Improving Public Health Through Correctional Health Care

With our high rates of incarceration and high burden of illness, there are social policy conundrums that go beyond the authority of correctional administrators and correctional health practitioners. Public policy makers will be dealing with increasing costs for medical care, not just because of health care inflation, but because the inmate population is aging. What is the effect of our current policies on communities? Inmates are returning to their home communities without treatment, education, skills, housing, jobs, and self-confidence. Each of these topics is covered in this book. How do we make the expense of incarceration into an investment in our communities? Who do we lock up and who can we safely divert, perhaps in a more constructive manner? How to think about the potential effect of reentry for healthier communities? And, how do we improve the health literacy of public policy makers so as to improve the public health?

Inmates are beacons of public health opportunity. It is my hope that this book will provide a sound basis for a public health perspective on criminal justice policy and operations. It should provide information for policy analysis and direction for correctional medical care programs. Beyond the introductory materials, the book is divided into five sections. Within a section, each chapter is intended to provide both scholarly analysis and practical advice for public health interventions through the criminal justice system. Although I did distinguish communicable disease prevention with its own section, readers may note that I did not separate the psychiatric chapters in their own sectional cocoon. I did this to make the point that we need to reduce the barriers created by mind-body distinctions. Illness is illness. Illness can cause functional disabilities, whether it is somatic or psychiatric.

Section One of the book is about the impact of law and public policy on correctional populations, addressing the following questions: What is the impact of criminal justice policies on communities? What are inmates' constitutional rights to timely and appropriate medical care and how has litigation driven the standard of care? What are the rights of disabled inmates and which ones are disabled? How do we compare to other countries, especially with programs to minimize harm? What are the special needs of aging inmates and has anyone considered the cost of reasonable accommodation for a rapidly aging prison population? And, how does the medicalization of lethal injection contribute to a moral dilemma for physicians and pain and suffering for the condemned inmates?

Section Two is about categorical public health. From a prevention point of view, we address how to reduce morbidity, mortality, and transmission of diseases that are highly prevalent in inmate populations: tuberculosis, viral hepatitis, HIV, and sexually transmitted disease.

Section Three is about primary and secondary prevention. What can we do to prevent disease in the first place and how can we devise programs for early detection (screening) and treatment, using evidence-based protocols? How do we prevent suicides? How can we improve the diagnosis of mental illness? Why is oral health care important?
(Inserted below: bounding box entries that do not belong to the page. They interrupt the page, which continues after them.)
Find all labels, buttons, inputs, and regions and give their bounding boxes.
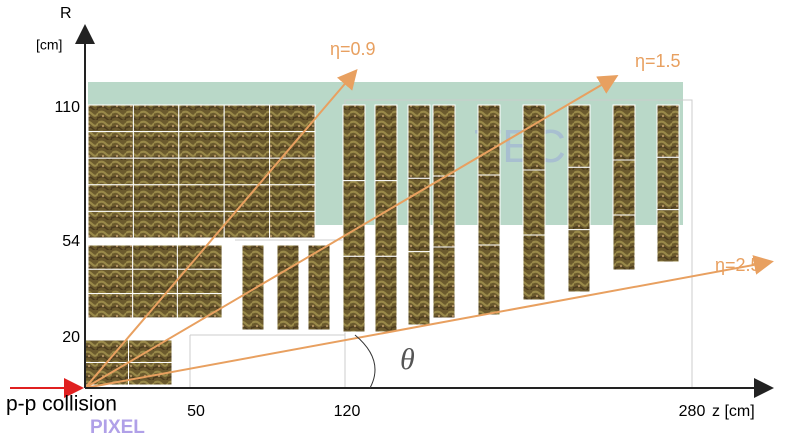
module [133, 245, 178, 269]
module [133, 269, 178, 293]
module [343, 105, 365, 181]
module [224, 105, 269, 132]
module [179, 158, 224, 185]
module [88, 294, 133, 318]
module [375, 256, 397, 332]
module [88, 105, 133, 132]
module [88, 245, 133, 269]
module [568, 105, 590, 167]
module [613, 160, 635, 215]
eta-label: η=2.5 [715, 255, 761, 275]
module [133, 105, 178, 132]
module [375, 181, 397, 257]
x-tick-label: 50 [187, 403, 205, 420]
module [277, 245, 299, 330]
module [88, 211, 133, 238]
page: TEC η=0.9 η=1.5 η=2.5 θ R [cm] 110 54 20… [0, 0, 792, 444]
beam-label: p-p collision [6, 393, 117, 416]
eta-label: η=1.5 [635, 51, 681, 71]
module [177, 245, 222, 269]
module [613, 215, 635, 270]
module [179, 185, 224, 212]
module [177, 294, 222, 318]
module [133, 185, 178, 212]
module [133, 211, 178, 238]
module [433, 247, 455, 318]
y-tick-label: 54 [62, 233, 80, 250]
module [408, 105, 430, 178]
module [375, 105, 397, 181]
module [478, 105, 500, 175]
axis-unit: [cm] [36, 37, 62, 53]
module [224, 132, 269, 159]
module [568, 230, 590, 292]
module [270, 158, 315, 185]
module [433, 176, 455, 247]
module [179, 132, 224, 159]
module [523, 170, 545, 235]
module [657, 157, 679, 209]
module [242, 245, 264, 330]
module [88, 269, 133, 293]
x-tick-label: 120 [334, 403, 361, 420]
module [270, 211, 315, 238]
angle-label: θ [400, 343, 415, 376]
module [308, 245, 330, 330]
module [613, 105, 635, 160]
module [478, 175, 500, 245]
module [270, 185, 315, 212]
module [179, 105, 224, 132]
module [568, 167, 590, 229]
x-axis-label: z [cm] [712, 403, 755, 420]
module [88, 185, 133, 212]
module [88, 132, 133, 159]
module [133, 158, 178, 185]
region-label: PIXEL [90, 417, 145, 438]
module [88, 158, 133, 185]
module [523, 235, 545, 300]
x-tick-label: 280 [679, 403, 706, 420]
modules [85, 105, 679, 385]
eta-label: η=0.9 [330, 39, 376, 59]
module [433, 105, 455, 176]
module [657, 105, 679, 157]
module [408, 252, 430, 325]
y-tick-label: 20 [62, 329, 80, 346]
module [343, 181, 365, 257]
angle-arc [355, 335, 375, 388]
axis-label: R [60, 5, 72, 22]
y-tick-label: 110 [54, 99, 80, 116]
module [343, 256, 365, 332]
module [523, 105, 545, 170]
module [133, 132, 178, 159]
module [657, 210, 679, 262]
diagram: TEC η=0.9 η=1.5 η=2.5 θ R [cm] 110 54 20… [0, 0, 792, 439]
module [408, 178, 430, 251]
module [478, 245, 500, 315]
module [224, 211, 269, 238]
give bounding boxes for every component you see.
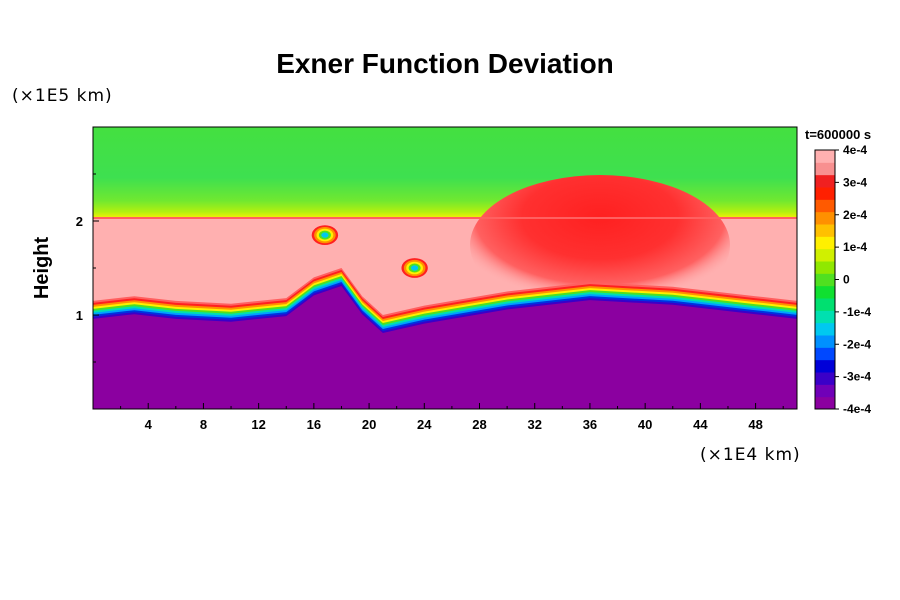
time-label: t=600000 s (805, 127, 871, 142)
colorbar-label: 1e-4 (843, 240, 867, 254)
y-tick-label: 1 (76, 308, 83, 323)
x-tick-label: 24 (417, 417, 432, 432)
x-tick-label: 28 (472, 417, 486, 432)
x-ticks: 4 8 12 16 20 24 28 32 36 40 44 48 (120, 403, 784, 432)
bubble-ring (411, 265, 419, 271)
colorbar-label: 3e-4 (843, 175, 867, 189)
x-tick-label: 44 (693, 417, 708, 432)
colorbar-swatch (815, 248, 835, 262)
colorbar-swatch (815, 310, 835, 324)
interface-bands (93, 268, 797, 409)
colorbar-swatch (815, 261, 835, 274)
colorbar-swatch (815, 224, 835, 237)
colorbar-swatch (815, 199, 835, 213)
colorbar-swatch (815, 384, 835, 398)
colorbar-swatch (815, 162, 835, 176)
y-axis-label: Height (31, 237, 53, 300)
colorbar-swatch (815, 211, 835, 225)
x-tick-label: 12 (251, 417, 265, 432)
x-unit-label: (×1E4 km) (700, 445, 801, 465)
x-tick-label: 8 (200, 417, 207, 432)
colorbar (814, 149, 836, 410)
x-tick-label: 16 (307, 417, 321, 432)
colorbar-swatch (815, 285, 835, 299)
colorbar-swatch (815, 298, 835, 311)
lower-purple-region (93, 286, 797, 409)
x-tick-label: 32 (527, 417, 541, 432)
y-ticks: 12 (76, 173, 99, 363)
y-tick-label: 2 (76, 214, 83, 229)
colorbar-label: 2e-4 (843, 208, 867, 222)
colorbar-label: -2e-4 (843, 337, 871, 351)
colorbar-labels: 4e-4 3e-4 2e-4 1e-4 0 -1e-4 -2e-4 -3e-4 -4e-4 (835, 143, 871, 416)
chart-title: Exner Function Deviation (276, 48, 614, 79)
x-tick-label: 48 (748, 417, 762, 432)
x-tick-label: 4 (145, 417, 153, 432)
colorbar-label: -3e-4 (843, 370, 871, 384)
colorbar-swatch (815, 372, 835, 385)
interface-thin-line (93, 217, 797, 219)
red-lobe (470, 175, 730, 315)
colorbar-swatch (815, 150, 835, 163)
plot-area (93, 127, 797, 409)
bubbles (309, 223, 431, 280)
x-tick-label: 20 (362, 417, 376, 432)
colorbar-label: 4e-4 (843, 143, 867, 157)
colorbar-swatch (815, 236, 835, 250)
colorbar-swatch (815, 335, 835, 348)
x-tick-label: 36 (583, 417, 597, 432)
colorbar-swatch (815, 347, 835, 361)
colorbar-swatch (815, 273, 835, 287)
colorbar-label: -4e-4 (843, 402, 871, 416)
colorbar-swatch (815, 187, 835, 200)
colorbar-swatch (815, 396, 835, 410)
x-tick-label: 40 (638, 417, 652, 432)
colorbar-swatch (815, 174, 835, 188)
y-unit-label: (×1E5 km) (12, 86, 113, 106)
colorbar-swatch (815, 322, 835, 336)
colorbar-swatch (815, 359, 835, 373)
colorbar-label: -1e-4 (843, 305, 871, 319)
colorbar-label: 0 (843, 273, 850, 287)
bubble-ring (321, 232, 329, 238)
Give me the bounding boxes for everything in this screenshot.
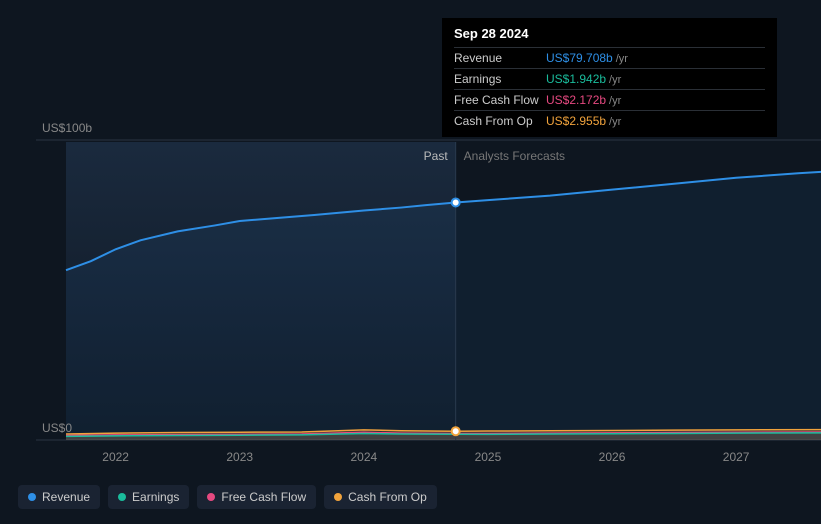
tooltip-row-value: US$79.708b: [546, 51, 613, 65]
tooltip-row-unit: /yr: [609, 95, 621, 107]
legend-label: Cash From Op: [348, 490, 427, 504]
chart-tooltip: Sep 28 2024 RevenueUS$79.708b/yrEarnings…: [442, 18, 777, 137]
marker-revenue[interactable]: [452, 198, 460, 206]
tooltip-row-unit: /yr: [609, 116, 621, 128]
legend-dot-icon: [334, 493, 342, 501]
tooltip-row-value: US$1.942b: [546, 72, 606, 86]
past-label: Past: [424, 149, 449, 163]
legend-item-revenue[interactable]: Revenue: [18, 485, 100, 509]
legend-item-free-cash-flow[interactable]: Free Cash Flow: [197, 485, 316, 509]
x-axis-label: 2027: [723, 450, 750, 464]
tooltip-row-label: Revenue: [454, 51, 546, 65]
legend-item-cash-from-op[interactable]: Cash From Op: [324, 485, 437, 509]
x-axis-label: 2024: [350, 450, 377, 464]
tooltip-row-label: Free Cash Flow: [454, 93, 546, 107]
tooltip-date: Sep 28 2024: [454, 26, 765, 48]
y-axis-label: US$0: [42, 421, 72, 435]
x-axis-label: 2025: [475, 450, 502, 464]
marker-cash_from_op[interactable]: [452, 427, 460, 435]
x-axis-label: 2022: [102, 450, 129, 464]
tooltip-rows: RevenueUS$79.708b/yrEarningsUS$1.942b/yr…: [454, 48, 765, 131]
tooltip-row-label: Earnings: [454, 72, 546, 86]
y-axis-label: US$100b: [42, 121, 92, 135]
x-axis-label: 2026: [599, 450, 626, 464]
tooltip-row-unit: /yr: [609, 74, 621, 86]
forecasts-label: Analysts Forecasts: [464, 149, 565, 163]
tooltip-row-label: Cash From Op: [454, 114, 546, 128]
tooltip-row: Free Cash FlowUS$2.172b/yr: [454, 90, 765, 111]
tooltip-row-value: US$2.172b: [546, 93, 606, 107]
legend-dot-icon: [207, 493, 215, 501]
legend-dot-icon: [28, 493, 36, 501]
x-axis-label: 2023: [226, 450, 253, 464]
legend-item-earnings[interactable]: Earnings: [108, 485, 189, 509]
tooltip-row-value: US$2.955b: [546, 114, 606, 128]
legend-label: Earnings: [132, 490, 179, 504]
legend-dot-icon: [118, 493, 126, 501]
tooltip-row: EarningsUS$1.942b/yr: [454, 69, 765, 90]
tooltip-row: Cash From OpUS$2.955b/yr: [454, 111, 765, 131]
legend-label: Free Cash Flow: [221, 490, 306, 504]
tooltip-row-unit: /yr: [616, 53, 628, 65]
legend-label: Revenue: [42, 490, 90, 504]
chart-legend: Revenue Earnings Free Cash Flow Cash From O…: [18, 485, 437, 509]
tooltip-row: RevenueUS$79.708b/yr: [454, 48, 765, 69]
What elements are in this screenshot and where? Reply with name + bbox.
How are women's health issues different from men's health issues? How are youth different from adults behind bars?

Section Four is about tertiary prevention. For patients with established diagnoses, how do we treat them for rehabilitation and prevention of mortality and end-organ damage? In this section, because of the high prevalence among prisoners, we focus on mental illness, addictive disorders, and coexisting disease. How can we do a better job at diagnosis, treatment planning, coordinating care and managing co-occurring disorders?

Finally, Section Five is about developing a better infrastructure for reentry. How can we improve communication, especially with electronic information systems? What research needs to be done? How do we manage sexual predators? And, how can we manage reentering patients with HIV and mental illness?

Public Health Behind Bars should be a provocative guide to developing the next evolutionary steps in public policy for a better future for our communities.